Remote Data

Remote Data#

Overview#

Paidiverpy supports remote data sources for input_path, output_path, and metadata_path in the configuration file. This allows you to work with data stored in cloud storage services, such as Amazon S3, without needing to download it locally. The package can handle both public and private data sources, enabling seamless integration with various data storage solutions. This section explains how to configure and use remote data sources in your pipeline.

Configuring Remote Data#

To work with remote data, specify the data source path in the configuration file. The path can be a public or private URL. If the data source is private, credentials may be required.
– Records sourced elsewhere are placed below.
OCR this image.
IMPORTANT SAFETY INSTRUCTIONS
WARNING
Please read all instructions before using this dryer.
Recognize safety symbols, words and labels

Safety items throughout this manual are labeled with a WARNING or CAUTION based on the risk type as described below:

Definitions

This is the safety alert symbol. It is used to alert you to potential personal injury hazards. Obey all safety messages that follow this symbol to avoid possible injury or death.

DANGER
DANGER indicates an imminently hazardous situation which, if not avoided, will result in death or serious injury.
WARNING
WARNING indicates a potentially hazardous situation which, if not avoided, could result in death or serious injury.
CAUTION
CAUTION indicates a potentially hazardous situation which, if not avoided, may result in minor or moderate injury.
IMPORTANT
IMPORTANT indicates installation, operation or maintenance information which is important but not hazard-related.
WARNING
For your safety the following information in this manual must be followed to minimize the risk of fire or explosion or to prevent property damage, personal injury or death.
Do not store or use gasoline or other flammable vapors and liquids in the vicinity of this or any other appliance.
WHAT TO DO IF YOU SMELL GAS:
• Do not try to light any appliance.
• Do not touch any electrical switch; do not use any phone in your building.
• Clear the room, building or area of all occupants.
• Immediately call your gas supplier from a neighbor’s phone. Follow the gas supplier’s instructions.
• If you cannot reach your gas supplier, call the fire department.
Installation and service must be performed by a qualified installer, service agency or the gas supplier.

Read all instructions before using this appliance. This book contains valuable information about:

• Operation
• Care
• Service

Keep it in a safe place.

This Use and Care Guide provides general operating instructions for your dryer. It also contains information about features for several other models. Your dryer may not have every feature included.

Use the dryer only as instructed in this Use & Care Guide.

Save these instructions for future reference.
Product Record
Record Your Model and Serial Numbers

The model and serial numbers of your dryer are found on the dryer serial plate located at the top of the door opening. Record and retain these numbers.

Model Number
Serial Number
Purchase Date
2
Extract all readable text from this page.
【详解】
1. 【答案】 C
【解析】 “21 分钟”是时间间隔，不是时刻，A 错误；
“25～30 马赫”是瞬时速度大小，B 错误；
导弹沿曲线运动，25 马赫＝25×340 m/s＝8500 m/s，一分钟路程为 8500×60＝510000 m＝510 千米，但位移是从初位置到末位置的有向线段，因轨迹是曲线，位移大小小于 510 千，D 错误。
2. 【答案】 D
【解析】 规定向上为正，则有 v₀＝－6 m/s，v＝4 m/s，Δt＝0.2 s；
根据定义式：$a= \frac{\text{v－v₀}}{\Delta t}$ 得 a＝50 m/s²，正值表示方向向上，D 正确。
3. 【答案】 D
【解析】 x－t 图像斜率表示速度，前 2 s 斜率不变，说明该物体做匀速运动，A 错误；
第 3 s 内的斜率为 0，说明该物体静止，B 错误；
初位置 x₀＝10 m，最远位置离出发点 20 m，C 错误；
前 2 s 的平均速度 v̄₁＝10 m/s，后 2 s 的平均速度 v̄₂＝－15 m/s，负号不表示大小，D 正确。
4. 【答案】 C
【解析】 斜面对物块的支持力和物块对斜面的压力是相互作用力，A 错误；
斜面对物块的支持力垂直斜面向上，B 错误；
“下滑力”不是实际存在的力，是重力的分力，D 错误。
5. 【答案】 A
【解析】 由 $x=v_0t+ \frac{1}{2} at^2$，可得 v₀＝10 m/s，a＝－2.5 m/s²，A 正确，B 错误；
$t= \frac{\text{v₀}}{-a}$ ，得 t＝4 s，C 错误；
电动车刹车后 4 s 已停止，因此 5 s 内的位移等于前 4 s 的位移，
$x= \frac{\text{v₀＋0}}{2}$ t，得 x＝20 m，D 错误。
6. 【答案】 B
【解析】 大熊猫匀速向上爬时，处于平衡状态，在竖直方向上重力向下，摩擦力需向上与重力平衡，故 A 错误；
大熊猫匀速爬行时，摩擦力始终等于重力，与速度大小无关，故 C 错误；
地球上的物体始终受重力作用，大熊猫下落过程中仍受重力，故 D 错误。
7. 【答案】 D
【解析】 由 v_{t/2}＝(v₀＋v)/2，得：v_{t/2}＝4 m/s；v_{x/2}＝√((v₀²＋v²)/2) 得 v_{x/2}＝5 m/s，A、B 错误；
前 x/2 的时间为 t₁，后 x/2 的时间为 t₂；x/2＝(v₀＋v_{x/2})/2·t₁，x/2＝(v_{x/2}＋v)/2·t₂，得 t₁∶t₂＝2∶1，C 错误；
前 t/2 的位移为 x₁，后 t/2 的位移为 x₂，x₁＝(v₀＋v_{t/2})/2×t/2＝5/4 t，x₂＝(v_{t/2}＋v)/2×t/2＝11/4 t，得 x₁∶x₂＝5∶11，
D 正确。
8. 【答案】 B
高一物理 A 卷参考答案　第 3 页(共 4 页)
### Configuration Parameters

The configuration file supports the following parameters:

  • input_path: Location of input data.

  • output_path: Destination for processed data.

  • metadata_path: Path to the metadata file.

### Public vs. Private Data Sources

#### Public URLs If the remote location has a public URL (e.g., starting with https://), no credentials are needed.

Example:

general:
  input_path: 'https://paidiver-o.s3-ext.jc.rl.ac.uk/paidiverpy/data/lazy_load_benthic/'
  output_path: 's3://bucket-name/output/data/path/'
  metadata_path: "https://paidiver-o.s3-ext.jc.rl.ac.uk/paidiverpy/data/lazy_load_benthic/metadata_ifdo_hf.json"
  metadata_type: 'IFDO'
  image_open_args: 'JPG'

steps:
  # Define pipeline steps

In this case, you can read data and metadata without authentication. However, credentials are required if saving output to a private S3 bucket (if you set output_path to a private S3 location).

#### Private URLs For private remote locations (e.g., starting with s3://), you must provide credentials as environment variables:

  • OS_SECRET

  • OS_TOKEN

  • OS_ENDPOINT

Failure to provide credentials when accessing private data will result in an error.

Example:

general:
  input_path: 's3://bucket-name/input/data/path/'
  output_path: 's3://bucket-name/output/data/path/'
  metadata_path: 's3://bucket-name/metadata/path/metadata.json'
  metadata_type: 'IFDO'
  image_open_args: 'JPG'

steps:
  # Define pipeline steps

In this case, ensure the necessary environment variables are set before running the pipeline.

### Saving Output Data At the end of the pipeline, if output saving is enabled, the processed images will be stored in the specified S3 output directory.

Note

For details on the configuration file format, refer to the Configuration File section.